We zijn weer op weg! Na onze veel te lange pitstop in Childers, zijn we helemaal uitgerust, is Pearl weer gefixt en kunnen we er dus weer tegenaan. Het zonnetje doet haar best om er voor ons een zonnige dag van te maken, wat nog niet helemaal wil lukken, maar droog is het gelukkig wel.We zeggen de suikerriet velden in de omgeving van Childers gedag en vervolgen de route. Met een ronkende motor, want onze nieuwe krachtbron is wat luidruchtiger dan de vorige, dalen we af naar het zuiden, op naar Sydney.
Alle kleuren van de regenboog
We rijden eerst maar weer eens in de richting van het strand. Het is immers alweer bijna twee weken geleden dat we het zand tussen onze tenen hebben gevoeld en we beginnen het inmiddels te missen. Rainbow Beach is dan ook de uitgelezen plek om onze slippertjes uit te gooien en een flinke wandeling door de branding maken. De naam van het strand vindt zijn oorsprong in de verschillende kleuren van het gesteente die in de rotswand langs de kust en de brokken gesteente op het strand te vinden zijn. Als twee volleerde hippies besluiten we de naam van het strand te vereeuwigen in een door onszelf gecreëerde regenboog. Komt die propedeuse van de kunstacademie toch nog van pas.

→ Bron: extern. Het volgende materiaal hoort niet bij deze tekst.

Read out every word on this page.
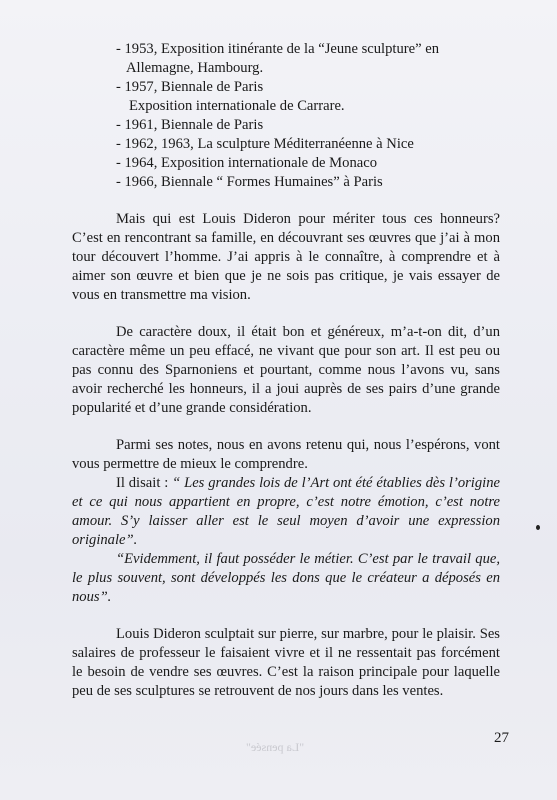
- 1953, Exposition itinérante de la “Jeune sculpture” en
Allemagne, Hambourg.
- 1957, Biennale de Paris
Exposition internationale de Carrare.
- 1961, Biennale de Paris
- 1962, 1963, La sculpture Méditerranéenne à Nice
- 1964, Exposition internationale de Monaco
- 1966, Biennale “ Formes Humaines” à Paris

Mais qui est Louis Dideron pour mériter tous ces honneurs? C’est en rencontrant sa famille, en découvrant ses œuvres que j’ai à mon tour découvert l’homme. J’ai appris à le connaître, à comprendre et à aimer son œuvre et bien que je ne sois pas critique, je vais essayer de vous en transmettre ma vision.

De caractère doux, il était bon et généreux, m’a-t-on dit, d’un caractère même un peu effacé, ne vivant que pour son art. Il est peu ou pas connu des Sparnoniens et pourtant, comme nous l’avons vu, sans avoir recherché les honneurs, il a joui auprès de ses pairs d’une grande popularité et d’une grande considération.

Parmi ses notes, nous en avons retenu qui, nous l’espérons, vont vous permettre de mieux le comprendre.

Il disait : “ Les grandes lois de l’Art ont été établies dès l’origine et ce qui nous appartient en propre, c’est notre émotion, c’est notre amour. S’y laisser aller est le seul moyen d’avoir une expression originale”.

“Evidemment, il faut posséder le métier. C’est par le travail que, le plus souvent, sont développés les dons que le créateur a déposés en nous”.

Louis Dideron sculptait sur pierre, sur marbre, pour le plaisir. Ses salaires de professeur le faisaient vivre et il ne ressentait pas forcément le besoin de vendre ses œuvres. C’est la raison principale pour laquelle peu de ses sculptures se retrouvent de nos jours dans les ventes.

"La pensée"
27
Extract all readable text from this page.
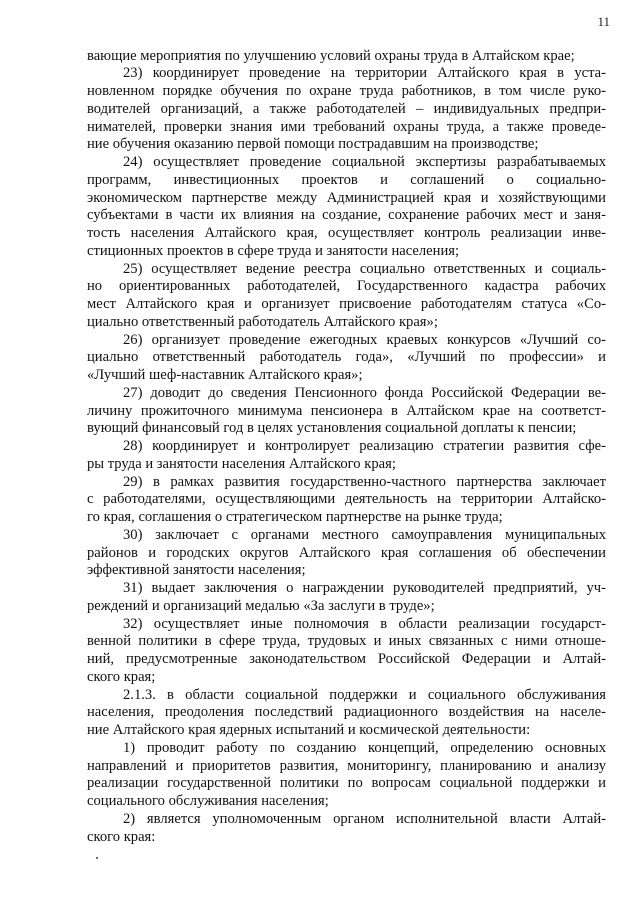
11
вающие мероприятия по улучшению условий охраны труда в Алтайском крае;
23) координирует проведение на территории Алтайского края в уста-
новленном порядке обучения по охране труда работников, в том числе руко-
водителей организаций, а также работодателей – индивидуальных предпри-
нимателей, проверки знания ими требований охраны труда, а также проведе-
ние обучения оказанию первой помощи пострадавшим на производстве;
24) осуществляет проведение социальной экспертизы разрабатываемых
программ, инвестиционных проектов и соглашений о социально-
экономическом партнерстве между Администрацией края и хозяйствующими
субъектами в части их влияния на создание, сохранение рабочих мест и заня-
тость населения Алтайского края, осуществляет контроль реализации инве-
стиционных проектов в сфере труда и занятости населения;
25) осуществляет ведение реестра социально ответственных и социаль-
но ориентированных работодателей, Государственного кадастра рабочих
мест Алтайского края и организует присвоение работодателям статуса «Со-
циально ответственный работодатель Алтайского края»;
26) организует проведение ежегодных краевых конкурсов «Лучший со-
циально ответственный работодатель года», «Лучший по профессии» и
«Лучший шеф-наставник Алтайского края»;
27) доводит до сведения Пенсионного фонда Российской Федерации ве-
личину прожиточного минимума пенсионера в Алтайском крае на соответст-
вующий финансовый год в целях установления социальной доплаты к пенсии;
28) координирует и контролирует реализацию стратегии развития сфе-
ры труда и занятости населения Алтайского края;
29) в рамках развития государственно-частного партнерства заключает
с работодателями, осуществляющими деятельность на территории Алтайско-
го края, соглашения о стратегическом партнерстве на рынке труда;
30) заключает с органами местного самоуправления муниципальных
районов и городских округов Алтайского края соглашения об обеспечении
эффективной занятости населения;
31) выдает заключения о награждении руководителей предприятий, уч-
реждений и организаций медалью «За заслуги в труде»;
32) осуществляет иные полномочия в области реализации государст-
венной политики в сфере труда, трудовых и иных связанных с ними отноше-
ний, предусмотренные законодательством Российской Федерации и Алтай-
ского края;
2.1.3. в области социальной поддержки и социального обслуживания
населения, преодоления последствий радиационного воздействия на населе-
ние Алтайского края ядерных испытаний и космической деятельности:
1) проводит работу по созданию концепций, определению основных
направлений и приоритетов развития, мониторингу, планированию и анализу
реализации государственной политики по вопросам социальной поддержки и
социального обслуживания населения;
2) является уполномоченным органом исполнительной власти Алтай-
ского края:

Blijkbaar vinden verschillende voorbijgangers dit een goed idee, want als we even later weer terug lopen zien we meerdere verwaaide regenbogen op het strand. Maar natuurlijk niet één zo mooi als die van ons!
Vanuit dit strand hebben we trouwens uitzicht op het beroemde Fraser Island, één van de top toeristische attracties van Australië. Fraser Island, het grootste zandeiland ter wereld en de enige plaats op onze planeet waar regenwoud op zand groeit, staat bekend als een paradijs: lange zandstranden, kristal heldere zoetwater meren en een enorme diversiteit aan wildlife (waaronder een van de puurste dingo (wilde honden) populaties van Australië). De voornaamste reden dat veel backpackers naar dit eiland trekken is echter de mogelijkheid er met de auto over het strand te crossen (als je een 4×4 hebt tenminste). Aangezien onze Pearl het van haar twee achterbandjes moet hebben, en de huur van een 4×4 net als het meegaan met een tour echt belachelijk duur is, besluiten wij ons de kosten te besparen en slaan we (ook vanwege het nog steeds niet geweldige weer) een bezoekje aan dit eiland over. Wel duiken we de waarschijnlijk vergelijkbaar mooie natuur in op het vasteland. Waarom dan dit hele verhaal over Fraser Island? Omdat we jullie dit moois niet wilden onthouden ;).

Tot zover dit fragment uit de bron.